Il s’arrêta quelques instants, et Julien, impatient de savoir à quelle conclusion le major voulait arriver, se garda bien de l’interrompre. Au bout de quelques minutes, Bridgenorth reprit la parole.

« Ce n’est point parce que ces événements me sont personnels que j’en parle avec amertume ; ce n’est pas dans le ressentiment et le dépit de mon cœur que je les rappelle ici, bien qu’ils aient été la cause qui m’a banni de l’asile de mes pères, et de ce lieu sacré où reposent les dépouilles de tout ce que j’ai chéri sur la terre ! Un motif plus grave, parce qu’il touche à l’intérêt public, aigrit la querelle qui existe entre votre père et moi.

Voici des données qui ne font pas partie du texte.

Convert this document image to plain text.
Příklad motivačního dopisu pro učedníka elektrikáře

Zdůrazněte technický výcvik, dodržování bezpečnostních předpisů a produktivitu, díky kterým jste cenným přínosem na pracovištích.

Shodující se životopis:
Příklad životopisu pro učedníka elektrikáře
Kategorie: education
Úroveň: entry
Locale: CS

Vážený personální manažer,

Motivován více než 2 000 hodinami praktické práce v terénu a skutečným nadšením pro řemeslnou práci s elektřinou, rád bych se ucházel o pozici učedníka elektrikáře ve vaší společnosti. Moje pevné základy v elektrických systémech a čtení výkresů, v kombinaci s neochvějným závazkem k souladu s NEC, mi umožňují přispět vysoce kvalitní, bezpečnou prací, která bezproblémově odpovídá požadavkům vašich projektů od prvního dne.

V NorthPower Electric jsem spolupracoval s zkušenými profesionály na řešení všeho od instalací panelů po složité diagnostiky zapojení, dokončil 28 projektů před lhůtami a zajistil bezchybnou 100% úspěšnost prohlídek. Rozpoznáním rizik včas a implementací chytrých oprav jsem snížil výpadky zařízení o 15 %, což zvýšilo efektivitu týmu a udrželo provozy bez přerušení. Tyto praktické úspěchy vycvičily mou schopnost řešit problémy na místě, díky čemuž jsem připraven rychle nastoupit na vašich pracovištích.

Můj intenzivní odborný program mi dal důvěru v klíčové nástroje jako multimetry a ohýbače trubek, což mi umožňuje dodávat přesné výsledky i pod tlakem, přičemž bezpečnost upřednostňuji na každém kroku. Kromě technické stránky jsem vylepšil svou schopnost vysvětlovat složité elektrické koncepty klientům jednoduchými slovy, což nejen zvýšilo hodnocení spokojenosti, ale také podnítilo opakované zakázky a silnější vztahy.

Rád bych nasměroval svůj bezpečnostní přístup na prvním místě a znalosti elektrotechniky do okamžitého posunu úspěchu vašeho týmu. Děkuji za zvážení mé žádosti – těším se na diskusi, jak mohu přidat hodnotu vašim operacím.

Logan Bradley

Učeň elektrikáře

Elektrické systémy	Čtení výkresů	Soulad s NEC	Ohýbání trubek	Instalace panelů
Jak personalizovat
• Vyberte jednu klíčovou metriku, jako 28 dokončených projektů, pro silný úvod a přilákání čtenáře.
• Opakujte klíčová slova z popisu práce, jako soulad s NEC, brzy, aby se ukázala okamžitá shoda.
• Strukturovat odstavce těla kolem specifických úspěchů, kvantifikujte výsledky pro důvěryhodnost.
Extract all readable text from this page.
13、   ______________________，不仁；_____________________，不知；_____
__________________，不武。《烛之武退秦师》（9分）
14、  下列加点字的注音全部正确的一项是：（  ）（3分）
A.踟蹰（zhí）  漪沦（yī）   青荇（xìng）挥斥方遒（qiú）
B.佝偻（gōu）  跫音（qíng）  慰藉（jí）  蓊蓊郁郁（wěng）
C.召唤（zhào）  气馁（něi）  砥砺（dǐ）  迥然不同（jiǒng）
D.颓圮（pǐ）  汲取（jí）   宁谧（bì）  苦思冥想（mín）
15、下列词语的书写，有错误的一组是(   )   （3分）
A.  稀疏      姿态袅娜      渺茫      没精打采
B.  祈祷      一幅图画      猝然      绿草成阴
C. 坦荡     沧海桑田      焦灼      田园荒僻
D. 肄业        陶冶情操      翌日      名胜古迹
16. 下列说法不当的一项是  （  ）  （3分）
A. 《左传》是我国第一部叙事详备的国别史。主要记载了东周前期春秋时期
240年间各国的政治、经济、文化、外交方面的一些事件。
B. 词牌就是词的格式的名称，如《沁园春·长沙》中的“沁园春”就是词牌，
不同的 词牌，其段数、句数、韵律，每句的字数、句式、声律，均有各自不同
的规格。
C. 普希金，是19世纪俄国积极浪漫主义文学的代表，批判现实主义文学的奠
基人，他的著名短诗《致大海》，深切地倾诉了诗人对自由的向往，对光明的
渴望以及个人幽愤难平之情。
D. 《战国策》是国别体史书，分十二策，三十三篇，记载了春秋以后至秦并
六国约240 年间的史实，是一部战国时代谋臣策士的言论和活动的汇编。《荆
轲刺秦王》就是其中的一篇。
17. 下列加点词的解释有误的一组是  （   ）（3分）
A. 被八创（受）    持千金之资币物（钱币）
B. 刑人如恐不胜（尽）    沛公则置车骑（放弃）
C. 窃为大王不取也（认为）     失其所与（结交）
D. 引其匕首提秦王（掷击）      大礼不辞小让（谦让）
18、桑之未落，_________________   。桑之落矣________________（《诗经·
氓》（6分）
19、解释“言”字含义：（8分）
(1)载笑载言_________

Qui fut plus actif que lui à exécuter l’édit fatal du jour de la Saint-Barthélemy, jour odieux où tant de saints prédicateurs de l’Évangile furent chassés de leurs maisons, de leurs foyers, de leurs autels, de leurs églises, pour faire place à de vils débauchés, à des larrons impies ? Qui, lorsque quelques hommes dévoués au Seigneur se réunirent pour relever l’étendard abattu et faire triompher la bonne cause, fut le plus prompt à ruiner leurs projets, à les chercher, à les arrêter, à les persécuter ? Quel est celui par lequel je fus poursuivi de si près que je sentis sur mon cou la chaleur de son souffle ? Quel est celui dont le sabre nu brilla non loin de moi, tandis que j’errais dans les ténèbres, et que je me cachais comme un voleur dans la maison de mes pères ? C’était sir Geoffrey, c’était votre père ! Que pouvez-vous répondre à tous ces faits, et comment pouvez-vous les concilier avec vos désirs ? »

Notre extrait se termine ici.